Monday, October 23, 2006
The end of the war.
In Virginia, the "war", pronounced "the wah", refers to the War of Northern Aggression, known in our history books as The Civil War.
What is known in German as "Die Invasion", is called in French "Le debarquement", and in English D Day.
Liberation is in the eye of the beholder.
As I grew up in Lorraine, my childhood was full of tales of WWII. We even played war, dressed up in authentic GI fatigues, helmet liner included, waving a US flag that had gone through the actual Normandy landings. America, where some of my relatives had found a haven in the 1880's, was a mythical land, peopled with good guys, with unlimited power. Our TV screens were full of Hollywood productions. Our town was ringed with US air bases, defending us from a far from hypothetical Soviet invasion.
In 2004, the inhabitants of the Thionville area, regrouped in the Moselle River Association, gathered over 200 000 Euros to invite the US heroes who liberated them from the Nazis on November 11, 1944. The US veterans were feted, wined and dined and profusely thanked by a grateful population.

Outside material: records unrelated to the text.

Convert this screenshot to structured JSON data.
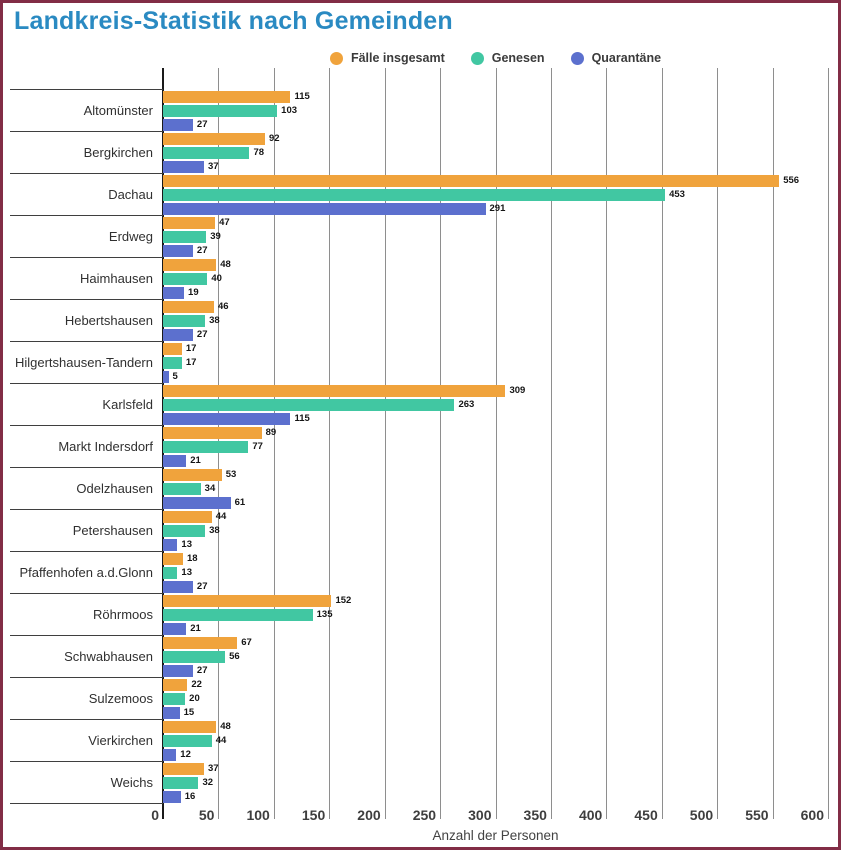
{
  "title": "Landkreis-Statistik nach Gemeinden",
  "colors": {
    "accent_title": "#2a8ac2",
    "border": "#822d46",
    "series_faelle": "#f0a33c",
    "series_genesen": "#41c7a2",
    "series_quarantaene": "#5c70ce"
  },
  "legend": [
    {
      "label": "Fälle insgesamt",
      "color": "#f0a33c"
    },
    {
      "label": "Genesen",
      "color": "#41c7a2"
    },
    {
      "label": "Quarantäne",
      "color": "#5c70ce"
    }
  ],
  "chart_data": {
    "type": "bar",
    "orientation": "horizontal",
    "title": "Landkreis-Statistik nach Gemeinden",
    "xlabel": "Anzahl der Personen",
    "ylabel": "",
    "xlim": [
      0,
      600
    ],
    "xticks": [
      0,
      50,
      100,
      150,
      200,
      250,
      300,
      350,
      400,
      450,
      500,
      550,
      600
    ],
    "grid": true,
    "legend_position": "top",
    "categories": [
      "Altomünster",
      "Bergkirchen",
      "Dachau",
      "Erdweg",
      "Haimhausen",
      "Hebertshausen",
      "Hilgertshausen-Tandern",
      "Karlsfeld",
      "Markt Indersdorf",
      "Odelzhausen",
      "Petershausen",
      "Pfaffenhofen a.d.Glonn",
      "Röhrmoos",
      "Schwabhausen",
      "Sulzemoos",
      "Vierkirchen",
      "Weichs"
    ],
    "series": [
      {
        "name": "Fälle insgesamt",
        "color": "#f0a33c",
        "values": [
          115,
          92,
          556,
          47,
          48,
          46,
          17,
          309,
          89,
          53,
          44,
          18,
          152,
          67,
          22,
          48,
          37
        ]
      },
      {
        "name": "Genesen",
        "color": "#41c7a2",
        "values": [
          103,
          78,
          453,
          39,
          40,
          38,
          17,
          263,
          77,
          34,
          38,
          13,
          135,
          56,
          20,
          44,
          32
        ]
      },
      {
        "name": "Quarantäne",
        "color": "#5c70ce",
        "values": [
          27,
          37,
          291,
          27,
          19,
          27,
          5,
          115,
          21,
          61,
          13,
          27,
          21,
          27,
          15,
          12,
          16
        ]
      }
    ]
  }
}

In August 2005, as Becky and I were visiting a D Day museum in Normandy, I heard a group of French high school students, expressing their surprise that the US were "the good guys"!
The damage caused by the ill fated war in Iraq goes beyond the 655,000 Iraqi dead, the 3,000 US soldiers lost, or even the billions of dollars wasted.
That war has destroyed the moral image of America, and worse, has tarnished its democratic values in the rest of the world.
To me, the removal of "the beacon of hope" that the US represented for the world at large, is the gravest failure committed by those who dragged the country in this adventure for sheer ideological, non-American reasons.
I trust that the Constitution will prove its worth and that the mid-term elections will allow us to rebuild this shattered image.